The Muslim point of view was represented by Dr Akbar Ahmed, professor of Islamic studies at the American University, Washington, and the Jewish by Dr Judea Pearl, father of the slain US reporter Daniel Pearl.
The Pakistan Embassy in Washington sent its deputy head of mission, Mohammad Sadiq, who also addressed the meeting. This was the first time an official Pakistani representative has accepted an invitation to attend and speak at an event sponsored by the American Jewish Committee, one of the most powerful pro-Israel lobbying groups in the United States. It could not be ascertained if the Foreign Office had given the envoy official formal permission to attend.
Mr Sadiq told the meeting that his government was determined to create a moderate Islamic society. He added that the killers of Daniel Pearl had been arrested, and he described them as the same extremists who were allegedly involved in the attempt on President Musharraf's life, bombing schools and killing worshippers in churches and mosques. He said the kidnapping and murder of Daniel Pearl was a ghastly crime that was condemned by every Pakistani.
"There is nothing Islamic about such people who commit such crimes against humanity. The people who killed Daniel Pearl were misguided, who acted brutally and senselessly in the name of Islam, which does not grant or condone such wanton behaviour," he said.
Dr Ahmed told the audience this was a dangerous time in world history and it was essential to break this vicious circle.
Dr Ahmed suggested three steps that could help the world move forward. Religions and communities that were in a state of war with one another needed to gain greater knowledge of each other. For instance, he said Americans must get to know Islam better because ignorance about Islam and Muslims in this country was massive. Many thought Islam equals idol worship and few knew about its great ideas of compassion.
He spoke about the tolerant nature of Islam through history and gave his audience the example of Muslim Spain which saw the flowering of art, culture and learning. He quoted one study which showed that 80 percent of Americans, when asked, said they disliked Islam. In the Muslim world, America was disliked widely. It was, therefore, time to build bridges of understanding, he emphasised.

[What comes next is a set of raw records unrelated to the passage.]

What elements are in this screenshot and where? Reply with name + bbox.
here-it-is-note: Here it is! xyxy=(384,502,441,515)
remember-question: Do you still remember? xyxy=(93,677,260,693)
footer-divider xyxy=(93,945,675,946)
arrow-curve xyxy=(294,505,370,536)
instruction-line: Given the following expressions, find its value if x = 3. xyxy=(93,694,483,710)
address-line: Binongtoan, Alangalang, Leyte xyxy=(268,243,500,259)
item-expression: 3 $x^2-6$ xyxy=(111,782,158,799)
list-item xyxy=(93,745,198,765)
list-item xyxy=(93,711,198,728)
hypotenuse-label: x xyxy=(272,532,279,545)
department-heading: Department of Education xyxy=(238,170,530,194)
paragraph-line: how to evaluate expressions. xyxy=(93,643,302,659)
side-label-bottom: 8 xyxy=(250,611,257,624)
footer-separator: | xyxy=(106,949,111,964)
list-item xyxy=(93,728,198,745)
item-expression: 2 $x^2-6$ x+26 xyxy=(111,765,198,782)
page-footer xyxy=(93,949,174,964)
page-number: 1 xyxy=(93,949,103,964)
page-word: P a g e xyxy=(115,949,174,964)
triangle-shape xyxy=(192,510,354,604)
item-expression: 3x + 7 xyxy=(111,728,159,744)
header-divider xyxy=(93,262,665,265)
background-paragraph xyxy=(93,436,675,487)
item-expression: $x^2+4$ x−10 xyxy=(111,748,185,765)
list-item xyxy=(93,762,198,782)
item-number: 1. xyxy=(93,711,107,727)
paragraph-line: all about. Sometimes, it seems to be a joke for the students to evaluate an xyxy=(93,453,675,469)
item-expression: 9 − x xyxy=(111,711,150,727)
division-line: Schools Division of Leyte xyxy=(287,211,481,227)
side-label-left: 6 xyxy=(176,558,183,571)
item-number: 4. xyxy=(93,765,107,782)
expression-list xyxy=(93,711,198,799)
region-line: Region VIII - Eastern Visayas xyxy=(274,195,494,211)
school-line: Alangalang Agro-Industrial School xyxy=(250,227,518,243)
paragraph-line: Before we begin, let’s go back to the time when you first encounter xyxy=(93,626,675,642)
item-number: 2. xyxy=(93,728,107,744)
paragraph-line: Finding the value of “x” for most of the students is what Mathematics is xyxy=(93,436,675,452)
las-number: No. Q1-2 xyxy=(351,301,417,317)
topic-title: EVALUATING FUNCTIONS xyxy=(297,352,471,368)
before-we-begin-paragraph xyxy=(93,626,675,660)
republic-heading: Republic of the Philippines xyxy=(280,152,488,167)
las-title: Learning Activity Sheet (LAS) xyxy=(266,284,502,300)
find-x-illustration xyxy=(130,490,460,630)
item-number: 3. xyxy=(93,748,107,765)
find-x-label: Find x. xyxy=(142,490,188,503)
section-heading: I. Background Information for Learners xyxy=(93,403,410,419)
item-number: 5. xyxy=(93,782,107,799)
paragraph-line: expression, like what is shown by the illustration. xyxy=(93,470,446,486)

Dr Pearl said he had lost a son but he wanted to fight the hatred that killed him and this could only be done through understanding. He said Daniel believed in such a dialogue and loved to talk to all, regardless of their religious leaning.
The event at the University of Pennsylvania was sponsored by the American Jewish Committee. This was the second "dialogue," the first having taken place a couple of months ago at which Mr Umar Ghuman, a member of the Pakistan National Assembly, went onstage and apologised to Judea Pearl. "On behalf of the people of Pakistan, I beg forgiveness for the murder of your son, Daniel Pearl," Mr Ghuman said.
Later Dr Ahmed told the Philadelphia Inquirer, "We don't apologise in our culture. For him to apologise in public, that was a huge cultural barrier he was breaking. I was very moved and proud. I was in awe, because I know what it takes to make such a public apology in his environment, where many people perceive that as an admission of guilt. I admired his courage."
More such dialogue is planned in the coming months in other American cities and possibly Europe and the Middle East.